3. 自衛隊三部作(『海の底』『空の中』)の番外編としても必見!
有川浩ファンにとって嬉しい驚きなのが、本作と「自衛隊三部作」の繋がりです。
「クジラの彼」「有能な彼女」は『海の底』の番外編、
「ファイターパイロットの君」は『空の中』の番外編に位置づけられています。
すでに本編を読んでいる方は、
「あのキャラクターがこんな恋愛をしていたなんて!」という嬉しい発見があるはずです。
もちろん、本編を未読でもまったく問題なく楽しめます。
むしろ、この短編集をきっかけに『海の底』や『空の中』
を手に取りたくなること間違いなしです。

僕も実はまだ
見てないんだよね…
4. 『クジラの彼』はこんな人におすすめ!
本作は、恋愛における「会う回数」よりも「心が通じ合っているか」の大切さを教えてくれます。

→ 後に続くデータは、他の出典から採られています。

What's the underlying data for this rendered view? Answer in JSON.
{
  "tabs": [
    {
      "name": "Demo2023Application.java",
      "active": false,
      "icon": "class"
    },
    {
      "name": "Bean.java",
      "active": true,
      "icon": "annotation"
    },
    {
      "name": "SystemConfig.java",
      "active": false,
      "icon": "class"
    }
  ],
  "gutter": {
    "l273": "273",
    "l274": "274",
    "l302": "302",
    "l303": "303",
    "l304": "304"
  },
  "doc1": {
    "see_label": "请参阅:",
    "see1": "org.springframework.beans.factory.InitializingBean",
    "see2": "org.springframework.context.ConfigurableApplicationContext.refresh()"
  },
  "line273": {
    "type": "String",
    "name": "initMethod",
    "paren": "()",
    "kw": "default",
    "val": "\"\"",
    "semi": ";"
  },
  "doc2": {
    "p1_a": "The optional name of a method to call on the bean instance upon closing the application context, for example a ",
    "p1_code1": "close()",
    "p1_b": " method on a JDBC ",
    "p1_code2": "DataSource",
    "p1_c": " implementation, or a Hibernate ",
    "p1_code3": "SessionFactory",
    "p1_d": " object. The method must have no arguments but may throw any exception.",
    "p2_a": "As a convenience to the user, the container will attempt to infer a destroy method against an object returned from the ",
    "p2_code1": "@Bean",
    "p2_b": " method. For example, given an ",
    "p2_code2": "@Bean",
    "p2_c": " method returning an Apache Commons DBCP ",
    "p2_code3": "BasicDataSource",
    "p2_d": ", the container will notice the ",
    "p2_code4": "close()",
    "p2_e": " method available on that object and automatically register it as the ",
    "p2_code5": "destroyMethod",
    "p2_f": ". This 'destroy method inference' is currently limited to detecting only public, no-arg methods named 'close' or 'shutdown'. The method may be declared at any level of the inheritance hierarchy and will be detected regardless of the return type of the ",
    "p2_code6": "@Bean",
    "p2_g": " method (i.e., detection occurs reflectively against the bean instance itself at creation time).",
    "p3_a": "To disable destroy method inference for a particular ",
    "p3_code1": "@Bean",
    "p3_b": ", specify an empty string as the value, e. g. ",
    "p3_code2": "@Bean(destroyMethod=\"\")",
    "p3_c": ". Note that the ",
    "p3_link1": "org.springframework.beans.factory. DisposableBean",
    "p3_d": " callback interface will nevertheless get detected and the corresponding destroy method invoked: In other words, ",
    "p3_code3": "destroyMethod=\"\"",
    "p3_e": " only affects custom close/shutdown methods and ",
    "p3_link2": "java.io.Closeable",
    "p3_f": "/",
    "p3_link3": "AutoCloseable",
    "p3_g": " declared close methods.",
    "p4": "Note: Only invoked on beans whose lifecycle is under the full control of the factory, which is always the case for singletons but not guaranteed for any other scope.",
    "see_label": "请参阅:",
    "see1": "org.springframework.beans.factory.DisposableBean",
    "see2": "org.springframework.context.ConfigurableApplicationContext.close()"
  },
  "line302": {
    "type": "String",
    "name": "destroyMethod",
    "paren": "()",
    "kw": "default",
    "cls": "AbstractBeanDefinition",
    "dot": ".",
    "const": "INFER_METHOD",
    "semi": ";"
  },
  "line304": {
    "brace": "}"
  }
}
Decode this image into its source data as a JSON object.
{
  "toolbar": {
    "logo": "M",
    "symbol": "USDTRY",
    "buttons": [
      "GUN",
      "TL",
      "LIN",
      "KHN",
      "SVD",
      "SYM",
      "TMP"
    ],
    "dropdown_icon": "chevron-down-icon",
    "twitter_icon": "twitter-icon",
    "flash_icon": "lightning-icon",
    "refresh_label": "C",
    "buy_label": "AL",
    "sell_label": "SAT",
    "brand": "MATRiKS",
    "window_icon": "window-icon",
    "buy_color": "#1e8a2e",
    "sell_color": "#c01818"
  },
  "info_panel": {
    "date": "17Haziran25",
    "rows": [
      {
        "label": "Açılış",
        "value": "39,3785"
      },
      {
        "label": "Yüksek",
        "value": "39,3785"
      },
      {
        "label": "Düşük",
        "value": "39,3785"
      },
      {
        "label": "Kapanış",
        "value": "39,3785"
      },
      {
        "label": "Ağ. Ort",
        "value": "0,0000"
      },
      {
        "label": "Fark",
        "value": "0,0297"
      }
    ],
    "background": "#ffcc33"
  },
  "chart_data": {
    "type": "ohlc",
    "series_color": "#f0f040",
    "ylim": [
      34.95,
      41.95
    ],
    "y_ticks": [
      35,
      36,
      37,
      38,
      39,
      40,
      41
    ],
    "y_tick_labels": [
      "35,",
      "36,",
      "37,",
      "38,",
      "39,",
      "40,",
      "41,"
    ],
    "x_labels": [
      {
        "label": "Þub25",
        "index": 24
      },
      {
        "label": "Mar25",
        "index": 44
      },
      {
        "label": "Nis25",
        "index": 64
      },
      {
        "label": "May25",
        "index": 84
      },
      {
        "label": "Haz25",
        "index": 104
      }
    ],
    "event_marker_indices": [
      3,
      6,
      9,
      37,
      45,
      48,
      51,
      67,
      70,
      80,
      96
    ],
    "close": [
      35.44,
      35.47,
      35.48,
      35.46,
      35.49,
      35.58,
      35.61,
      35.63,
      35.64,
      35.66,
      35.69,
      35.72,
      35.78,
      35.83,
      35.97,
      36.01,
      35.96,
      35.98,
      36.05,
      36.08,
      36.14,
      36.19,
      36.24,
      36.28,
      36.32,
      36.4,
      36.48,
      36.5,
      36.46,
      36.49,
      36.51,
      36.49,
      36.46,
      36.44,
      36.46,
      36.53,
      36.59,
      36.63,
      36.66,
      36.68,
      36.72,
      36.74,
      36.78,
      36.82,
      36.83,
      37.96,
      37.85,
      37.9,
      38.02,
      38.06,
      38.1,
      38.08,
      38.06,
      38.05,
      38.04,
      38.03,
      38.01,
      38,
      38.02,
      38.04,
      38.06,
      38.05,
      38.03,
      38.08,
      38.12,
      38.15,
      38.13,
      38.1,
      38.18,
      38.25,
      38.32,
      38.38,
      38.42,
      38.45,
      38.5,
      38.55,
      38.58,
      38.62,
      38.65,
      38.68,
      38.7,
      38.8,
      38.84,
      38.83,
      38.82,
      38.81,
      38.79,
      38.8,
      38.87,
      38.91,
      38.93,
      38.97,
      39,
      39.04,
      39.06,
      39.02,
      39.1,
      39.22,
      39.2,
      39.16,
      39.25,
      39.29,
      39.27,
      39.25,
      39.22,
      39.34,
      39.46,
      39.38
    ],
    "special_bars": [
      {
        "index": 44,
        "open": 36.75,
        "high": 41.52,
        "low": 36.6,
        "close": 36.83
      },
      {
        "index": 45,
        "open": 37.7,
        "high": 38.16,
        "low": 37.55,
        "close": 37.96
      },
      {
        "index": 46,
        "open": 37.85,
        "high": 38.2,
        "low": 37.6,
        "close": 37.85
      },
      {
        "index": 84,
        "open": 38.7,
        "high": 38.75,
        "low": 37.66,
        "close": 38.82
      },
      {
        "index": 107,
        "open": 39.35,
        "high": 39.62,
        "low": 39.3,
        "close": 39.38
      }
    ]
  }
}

以下のような方にぜひ読んでいただきたい一冊です。
- 普通の恋愛小説ではもう満足できない人
- 遠距離恋愛に悩んでいる人
- 仕事と恋愛のバランスにモヤモヤしている人
- 自衛隊やその家族のリアルな日常に興味がある人
- 大切な人と過ごす日々をもっと大事にしたいと思っている人
日常の何気ない繋がりを大切にしたくなるヒューマンドラマ
「誰かを想う気持ち」や「人と人との見えない繋がり」の温かさを味わいたい方には、
青山美智子さんの『赤と青とエスキース』も必読です。
1枚の絵画が30年の時をかけて人々の人生を繋いでいく物語で、
最後にパズルのピースがピタッとハマるような心地よい驚きも待っています。
5. どんな気分のときに読んでほしい?
- ふと「誰かを大事にしたい」と思ったとき
- 心が疲れて、でも前を向きたいとき
- 不器用でもまっすぐな気持ちに触れたいとき
- 「本当に好きってどういうこと?」と考えたくなったとき
読み応えがありながらもサクッと読める短編集です。
笑える場面も多いのに、どこか胸がじんわり温かくなって泣けてしまう。
「不器用でもいい、ちゃんと伝えることが大事なんだ」と思わせてくれます。

パートナーと喧嘩したとき読んだら
仲直りしたくなるんじゃ無いかな。
まとめ:読み終えたあと、大切な人に連絡したくなる一冊
読了後、ふと大切な人の顔が浮かび、
「今そばにいる人を、もっと大事にしよう」と静かに優しい気持ちになれる最高の短編集です。
ちょっと変わったラブストーリーが読みたいとき、
ぜひ『クジラの彼』を手に取ってみてください。

自衛官の仕事の話はあまり見たこと
なかったから勉強になったな。

僕はずっと離れたく無いから
今日も家の平和を維持してるんだよ。